Potential avenues of pursuit should be based on previous data collected from cell culture and/or xenograft models which demonstrate significant efficacy at various targets. As mentioned above, Hh pathway inhibition altered the stromal composition and increased chemotherapy delivery and response (53). Therefore, individual and combinatorial approaches that alter other components of the pancreatic tumor microenvironment should also be considered as preventive strategies, such as those targeting cancer associated fibroblasts (61), myeloid derived suppressor cells, and T-cells (62).

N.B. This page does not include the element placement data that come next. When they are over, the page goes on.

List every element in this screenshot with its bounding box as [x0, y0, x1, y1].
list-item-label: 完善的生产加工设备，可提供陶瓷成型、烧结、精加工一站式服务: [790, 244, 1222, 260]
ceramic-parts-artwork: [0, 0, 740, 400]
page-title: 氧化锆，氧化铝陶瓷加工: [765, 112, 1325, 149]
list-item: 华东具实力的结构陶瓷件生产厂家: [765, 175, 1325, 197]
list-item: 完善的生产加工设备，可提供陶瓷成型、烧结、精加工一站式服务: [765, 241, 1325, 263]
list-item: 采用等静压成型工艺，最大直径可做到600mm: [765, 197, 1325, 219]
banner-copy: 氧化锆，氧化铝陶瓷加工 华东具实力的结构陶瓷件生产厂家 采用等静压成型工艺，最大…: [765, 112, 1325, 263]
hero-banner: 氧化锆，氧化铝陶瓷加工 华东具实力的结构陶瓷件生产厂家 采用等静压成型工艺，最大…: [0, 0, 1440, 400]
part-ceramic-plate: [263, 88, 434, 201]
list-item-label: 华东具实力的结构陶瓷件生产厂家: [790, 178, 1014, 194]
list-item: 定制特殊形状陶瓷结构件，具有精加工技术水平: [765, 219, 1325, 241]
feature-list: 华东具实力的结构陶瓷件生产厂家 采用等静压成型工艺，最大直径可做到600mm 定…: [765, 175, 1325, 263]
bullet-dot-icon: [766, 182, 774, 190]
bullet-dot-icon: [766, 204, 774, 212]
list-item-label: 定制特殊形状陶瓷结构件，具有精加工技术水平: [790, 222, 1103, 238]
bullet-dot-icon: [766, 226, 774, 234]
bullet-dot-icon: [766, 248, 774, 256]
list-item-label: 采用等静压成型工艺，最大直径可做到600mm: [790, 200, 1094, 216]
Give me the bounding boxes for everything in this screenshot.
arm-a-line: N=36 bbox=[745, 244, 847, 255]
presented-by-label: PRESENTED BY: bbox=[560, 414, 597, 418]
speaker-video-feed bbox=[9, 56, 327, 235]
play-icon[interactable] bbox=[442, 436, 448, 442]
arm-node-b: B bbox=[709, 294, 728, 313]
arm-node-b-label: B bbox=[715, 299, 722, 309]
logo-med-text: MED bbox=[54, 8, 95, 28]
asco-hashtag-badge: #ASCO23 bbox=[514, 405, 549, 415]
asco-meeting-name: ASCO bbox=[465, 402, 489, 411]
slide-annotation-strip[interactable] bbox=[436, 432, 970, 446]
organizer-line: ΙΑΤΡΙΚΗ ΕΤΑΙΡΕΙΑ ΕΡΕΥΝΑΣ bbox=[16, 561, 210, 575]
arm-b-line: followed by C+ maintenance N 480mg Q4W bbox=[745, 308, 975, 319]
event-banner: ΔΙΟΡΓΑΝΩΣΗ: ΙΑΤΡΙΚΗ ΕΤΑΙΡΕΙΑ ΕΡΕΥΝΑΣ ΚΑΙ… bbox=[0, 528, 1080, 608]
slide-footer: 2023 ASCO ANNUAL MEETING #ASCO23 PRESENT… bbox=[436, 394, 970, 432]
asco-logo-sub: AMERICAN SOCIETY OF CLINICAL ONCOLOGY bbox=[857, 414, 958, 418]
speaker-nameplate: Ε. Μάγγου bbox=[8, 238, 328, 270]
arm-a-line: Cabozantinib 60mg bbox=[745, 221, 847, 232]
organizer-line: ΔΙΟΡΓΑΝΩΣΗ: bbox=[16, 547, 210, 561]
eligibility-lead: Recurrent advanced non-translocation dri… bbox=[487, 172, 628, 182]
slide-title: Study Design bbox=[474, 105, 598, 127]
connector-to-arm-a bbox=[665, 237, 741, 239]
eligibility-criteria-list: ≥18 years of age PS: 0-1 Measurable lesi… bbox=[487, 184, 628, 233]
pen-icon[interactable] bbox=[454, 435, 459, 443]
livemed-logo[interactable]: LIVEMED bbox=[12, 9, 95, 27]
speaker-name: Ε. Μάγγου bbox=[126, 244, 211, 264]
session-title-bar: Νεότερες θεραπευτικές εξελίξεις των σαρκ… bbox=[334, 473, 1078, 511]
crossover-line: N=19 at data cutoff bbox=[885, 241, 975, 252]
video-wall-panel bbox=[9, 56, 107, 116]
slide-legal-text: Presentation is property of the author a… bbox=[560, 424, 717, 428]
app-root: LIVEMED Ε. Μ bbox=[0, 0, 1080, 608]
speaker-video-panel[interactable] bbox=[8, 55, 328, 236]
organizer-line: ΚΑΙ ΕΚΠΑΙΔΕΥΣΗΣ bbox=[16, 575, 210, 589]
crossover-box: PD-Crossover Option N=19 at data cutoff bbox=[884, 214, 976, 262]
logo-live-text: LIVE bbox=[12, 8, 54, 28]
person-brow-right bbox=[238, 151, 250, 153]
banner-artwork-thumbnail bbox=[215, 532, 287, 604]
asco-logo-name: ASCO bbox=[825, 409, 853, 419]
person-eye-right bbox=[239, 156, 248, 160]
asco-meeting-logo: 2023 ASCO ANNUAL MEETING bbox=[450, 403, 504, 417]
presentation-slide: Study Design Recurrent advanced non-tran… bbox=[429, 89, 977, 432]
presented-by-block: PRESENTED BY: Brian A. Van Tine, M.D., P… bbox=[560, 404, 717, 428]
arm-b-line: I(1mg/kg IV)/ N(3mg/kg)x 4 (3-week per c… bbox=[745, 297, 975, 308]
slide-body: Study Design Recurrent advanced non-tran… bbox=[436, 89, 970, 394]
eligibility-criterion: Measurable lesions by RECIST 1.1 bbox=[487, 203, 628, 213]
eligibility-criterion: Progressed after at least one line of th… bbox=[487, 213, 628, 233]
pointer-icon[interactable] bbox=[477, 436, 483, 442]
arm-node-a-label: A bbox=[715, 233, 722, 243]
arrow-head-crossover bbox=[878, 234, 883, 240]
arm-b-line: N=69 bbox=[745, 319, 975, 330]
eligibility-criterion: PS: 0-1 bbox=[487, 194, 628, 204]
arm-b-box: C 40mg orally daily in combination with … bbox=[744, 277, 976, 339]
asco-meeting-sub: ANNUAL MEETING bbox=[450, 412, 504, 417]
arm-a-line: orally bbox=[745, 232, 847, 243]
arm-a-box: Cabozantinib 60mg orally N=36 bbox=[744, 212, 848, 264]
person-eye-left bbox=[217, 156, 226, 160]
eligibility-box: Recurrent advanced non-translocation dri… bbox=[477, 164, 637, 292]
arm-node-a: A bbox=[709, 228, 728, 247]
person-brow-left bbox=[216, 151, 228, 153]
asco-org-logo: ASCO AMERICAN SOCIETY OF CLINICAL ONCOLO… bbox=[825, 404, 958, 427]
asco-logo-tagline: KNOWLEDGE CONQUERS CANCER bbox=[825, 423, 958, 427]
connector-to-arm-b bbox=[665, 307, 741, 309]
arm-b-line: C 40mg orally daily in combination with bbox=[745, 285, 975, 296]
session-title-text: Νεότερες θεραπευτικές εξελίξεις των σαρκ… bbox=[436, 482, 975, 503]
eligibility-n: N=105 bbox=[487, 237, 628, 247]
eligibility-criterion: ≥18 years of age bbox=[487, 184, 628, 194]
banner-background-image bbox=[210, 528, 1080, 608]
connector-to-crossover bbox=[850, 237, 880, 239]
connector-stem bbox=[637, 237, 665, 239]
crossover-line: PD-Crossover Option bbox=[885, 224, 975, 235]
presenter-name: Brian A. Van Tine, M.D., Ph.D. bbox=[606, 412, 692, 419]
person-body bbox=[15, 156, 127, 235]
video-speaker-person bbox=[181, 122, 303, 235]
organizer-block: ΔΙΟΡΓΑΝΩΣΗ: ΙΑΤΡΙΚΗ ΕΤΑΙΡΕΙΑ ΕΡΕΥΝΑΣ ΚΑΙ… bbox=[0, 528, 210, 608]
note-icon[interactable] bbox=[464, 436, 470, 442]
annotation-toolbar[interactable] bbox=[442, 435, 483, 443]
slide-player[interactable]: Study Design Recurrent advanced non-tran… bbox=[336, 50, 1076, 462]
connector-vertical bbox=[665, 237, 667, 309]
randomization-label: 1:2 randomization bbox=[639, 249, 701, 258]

Food-derived polyphenols, such as quercetin and trans-resveratrol, have exhibited notable pro-apoptotic effects on pancreatic cancer cells in vitro and implanted in nude mice (63). Perillyl alcohol (64) has significant chemopreventive effects on cultured pancreatic cancer cells and, when coupled with adenovirus-mediated mda-7/IL-24 gene therapy in vivo, leads to nearly complete loss of human pancreatic cancer following xenograft implants in nude mice (65, 66). Expression of chemokine (C-X-C motif) ligand 12 (CXCL12) and CXC receptor 4 (CXCR4) is higher in PanIN 3 (compared with normal ducts) in both humans and mice, and a dose-dependent increase in cell proliferation of mPanIN cells was observed in mice treated with CXCL12 (67). Both chemokines were partially dependent on mitogen-activated protein kinase signaling. Indeed, a host of other targets are currently being delineated for potential use in these genetically modified mice (68).

Conclusions

The stage is set to deploy various in vivo models of pancreatic neoplasia for evaluation of multiple chemoprevention strategies against a host of target types including inflammatory, epigenetic, and developmental targets. Both model and target should maintain some aspects of etiology observed in human pancreatic cancer. The challenge is to expand findings from culture and/or xenograft/orthotopic systems into genetically modified models, while preparing to translate these results for future relevance in the clinic (72).